Here’s an example snippet:

Speech Based Sample App

Connecting the Plugin to the Chat Engine

You can add guardrails to the bot or add any custom logic in Colang by creating the configurations needed for the Chat Engine and connecting the Plugin server to the Chat Engine using the Chat Engine Server Architecture.

Speech Bot Web App UCS App

Creating the Bot and Colang Configurations

bot_config.yaml is the configuration entry point for any bot. Let’s create this file and add a few important configuration parameters.

  1. Give the bot a name. In bot_config.yaml, you need to add a unique name for the bot. Let’s name the bot nvidia_rag_bot.

    bot: nvidia_rag_bot
    
  2. All the intelligence in our bot will be present in the RAG server. Since our Colang configs are only meant to route the queries to the plugin, let’s keep the model section empty.

    models: []
    
  3. Create a Colang file called flows.co, which will contain all the Colang logic. Let’s update flows.co to route all queries to the RAG plugin.

    define flow
      user ...
      $answer = execute chat_plugin(\
        endpoint="rag/chat",\
        )
      bot respond
    
    define bot respond
      "{{$answer}}"
    

    The above flow routes all user utterances to a POST endpoint called /generate in a plugin called rag. It passes the user’s question as well as a session_id to the endpoint as request parameters.

    Note

    If you want to add more complicated logic in Colang, you must update flows.co and possibly the bot config file according to your use case. Refer to Using Colang for more information.

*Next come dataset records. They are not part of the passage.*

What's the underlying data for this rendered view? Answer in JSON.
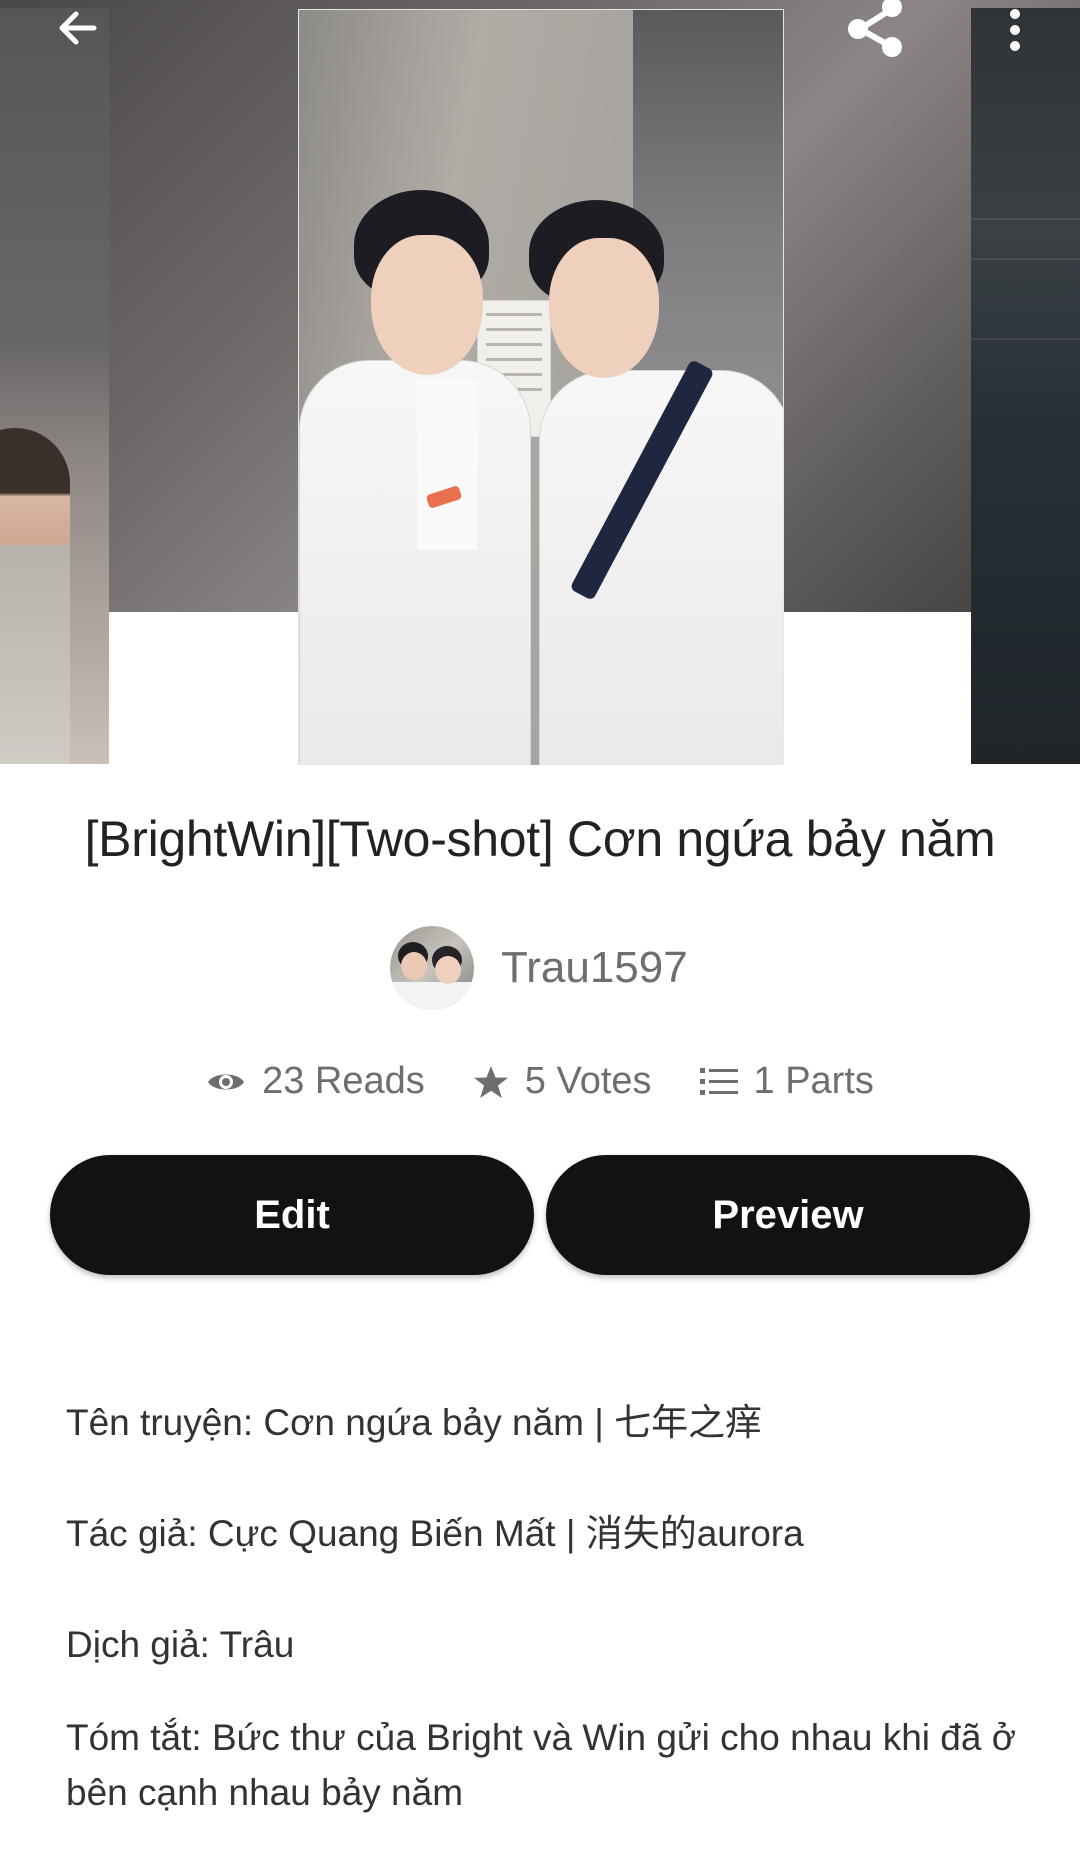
{
  "header": {
    "back_icon": "arrow-left-icon",
    "share_icon": "share-icon",
    "more_icon": "more-vertical-icon"
  },
  "story": {
    "title": "[BrightWin][Two-shot] Cơn ngứa bảy năm",
    "author": "Trau1597",
    "stats": {
      "reads": "23 Reads",
      "votes": "5 Votes",
      "parts": "1 Parts"
    }
  },
  "actions": {
    "edit_label": "Edit",
    "preview_label": "Preview"
  },
  "description": {
    "line1": "Tên truyện: Cơn ngứa bảy năm | 七年之痒",
    "line2": "Tác giả: Cực Quang Biến Mất | 消失的aurora",
    "line3": "Dịch giả: Trâu",
    "line4": "Tóm tắt: Bức thư của Bright và Win gửi cho nhau khi đã ở bên cạnh nhau bảy năm"
  },
  "colors": {
    "button_bg": "#121212",
    "button_text": "#ffffff",
    "meta_text": "#6e6e6e",
    "title_text": "#222222"
  }
}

  4. Change the server URL for the dialog_manager component to the Chat Engine component in speech_config.yaml.

    dialog_manager:
      DialogManager:
        server: "http://localhost:9000"
        use_streaming: true
    

Testing the Bot

  1. Run the bot in gRPC Interface using the Docker Environment.

  2. Set the environment variables required for the docker-compose.yml file.

    export BOT_PATH=./my_bots/rag_bot/
    source deploy/docker/docker_init.sh
    
  3. Deploy the Riva ASR and TTS speech models.

    docker compose -f deploy/docker/docker-compose.yml up model-utils-speech
    
  4. Deploy the ACE Agent microservices. Deploy the Chat Controller, Chat Engine, Plugin server, and NLP server microservices. The NLP server will not have any models deployed for this bot.

    docker compose -f deploy/docker/docker-compose.yml up --build speech-bot -d
    
  5. Interact with the bot using the Speech sample frontend application.

    docker compose -f deploy/docker/docker-compose.yml up frontend-speech
    

    You can interact with the bot using your browser at http://<YOUR_IP_ADDRESS>:9001.